The Atlanta Journal-Constitution

Arkansas judge blocks lethal drug

- By Andrew DeMillo

LITTLE ROCK, ARK. — An Arkansas judge on Friday blocked the state from using a lethal injection drug in its upcoming executions of six men over 11 days after a company argued that it had not sold the drug to the state to be used for capital punishment.

Pulaski County Circuit Judge Wendell Griffen issued a temporary restrainin­g order Friday preventing Arkansas from using its supply of vecuronium bromide in the executions, which had been scheduled to start Monday night.

McKesson, a medical supply company, said it sold the drug to the prison system believing it would be used for medical purposes. The company has said it had been reassured the drug would be returned and even issued a refund.

Griffen’s order came the same day the state Supreme Court halted the execution of another inmate who had been scheduled to die Monday night, and as a federal judge heard arguments in a case brought by McKesson and other drug companies.

Meanwhile, hundreds of people gathered outside the Arkansas Capitol on Friday to protest the state’s plan, including actor Johnny Depp and former Arkansas death row inmate Damien Echols, who was freed in 2011.

The Supreme Court justices issued a stay in the execution of Bruce Ward, whose attorneys had requested the action after a county judge said she didn’t have the authority to order a halt. Ward’s attorneys are seeking to present argument that their client, convicted in 1990 of strangling a woman in a convenienc­e store restroom, is incompeten­t to be executed.

In the federal case, arguments centered on the three drugs the state uses to carry out executions: midazolam, used to sedate the inmate; vecuronium bromide, which stops the inmate’s breathing; and potassium chloride, which stops the heart.

Arkansas had planned to execute seven inmates before the end of the month, when its supply of midazolam expires.

U.S. District Judge Kristine Baker was also considerin­g the inmates’ contention that such a compressed schedule could lead to errors resulting in undue pain and suffering.

Spokesmen for the state and prison system did not immediatel­y return a call seeking comment.

Along with McKesson, Fresenius Kabi USA and WestWard Pharmaceut­icals Corp. filed a friend of the court brief objecting to their drugs’ use in the executions. Fresenius Kabi said it appeared it had manufactur­ed the potassium chloride the state plans to use, while West-Ward is the likely manufactur­er of the state’s midazolam.

As the courts considered the companies’ arguments, death penalty opponents held a rally headlined by Echols, who spent nearly 18 years on Arkansas’ death row before he and two other men were freed in 2011 in a plea deal in which they maintained their innocence.

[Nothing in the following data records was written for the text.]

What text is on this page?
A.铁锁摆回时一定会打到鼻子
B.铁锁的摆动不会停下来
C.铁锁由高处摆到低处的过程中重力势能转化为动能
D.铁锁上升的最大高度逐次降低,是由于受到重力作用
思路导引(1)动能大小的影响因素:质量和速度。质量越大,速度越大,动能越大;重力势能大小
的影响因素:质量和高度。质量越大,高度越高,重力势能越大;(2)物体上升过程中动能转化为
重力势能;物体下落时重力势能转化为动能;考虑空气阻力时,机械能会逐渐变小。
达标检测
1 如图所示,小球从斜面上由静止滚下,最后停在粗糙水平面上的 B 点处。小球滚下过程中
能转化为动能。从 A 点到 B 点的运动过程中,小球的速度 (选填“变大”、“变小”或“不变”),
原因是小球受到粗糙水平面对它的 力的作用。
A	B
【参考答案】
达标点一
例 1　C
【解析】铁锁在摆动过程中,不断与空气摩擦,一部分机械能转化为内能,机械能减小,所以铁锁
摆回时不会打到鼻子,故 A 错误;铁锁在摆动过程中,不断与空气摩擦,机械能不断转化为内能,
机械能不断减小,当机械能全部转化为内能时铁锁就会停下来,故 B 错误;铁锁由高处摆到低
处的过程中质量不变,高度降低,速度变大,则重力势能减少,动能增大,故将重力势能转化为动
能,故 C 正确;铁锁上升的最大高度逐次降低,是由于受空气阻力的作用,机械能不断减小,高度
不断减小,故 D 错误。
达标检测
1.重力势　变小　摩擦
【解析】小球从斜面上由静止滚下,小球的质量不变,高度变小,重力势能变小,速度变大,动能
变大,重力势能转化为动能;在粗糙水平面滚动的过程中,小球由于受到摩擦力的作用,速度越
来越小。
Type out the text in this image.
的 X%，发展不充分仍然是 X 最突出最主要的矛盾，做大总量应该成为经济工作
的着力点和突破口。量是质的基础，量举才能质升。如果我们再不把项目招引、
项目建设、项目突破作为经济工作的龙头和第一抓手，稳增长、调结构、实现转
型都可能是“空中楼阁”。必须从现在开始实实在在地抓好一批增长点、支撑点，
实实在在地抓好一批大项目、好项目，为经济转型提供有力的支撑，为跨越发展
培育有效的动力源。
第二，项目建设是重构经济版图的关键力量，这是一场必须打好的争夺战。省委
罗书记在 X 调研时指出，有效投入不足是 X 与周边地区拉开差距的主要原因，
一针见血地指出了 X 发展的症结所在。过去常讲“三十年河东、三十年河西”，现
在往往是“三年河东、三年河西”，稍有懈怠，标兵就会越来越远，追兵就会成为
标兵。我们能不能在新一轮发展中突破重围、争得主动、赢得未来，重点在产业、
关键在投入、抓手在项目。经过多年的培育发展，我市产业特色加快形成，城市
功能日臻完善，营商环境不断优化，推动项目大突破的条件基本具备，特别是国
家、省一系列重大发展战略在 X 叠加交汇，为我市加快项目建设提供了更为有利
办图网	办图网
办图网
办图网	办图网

“I didn’t want to come back, but when I heard about the conveyor belt of death that the politician­s were trying to set in motion, I guess I knew I wouldn’t be able to live with myself if I didn’t come back and try to do something,” said Echols, who now lives in New York.

If carried out, the executions would mark the most inmates put to death by a state in such a short period in modern history.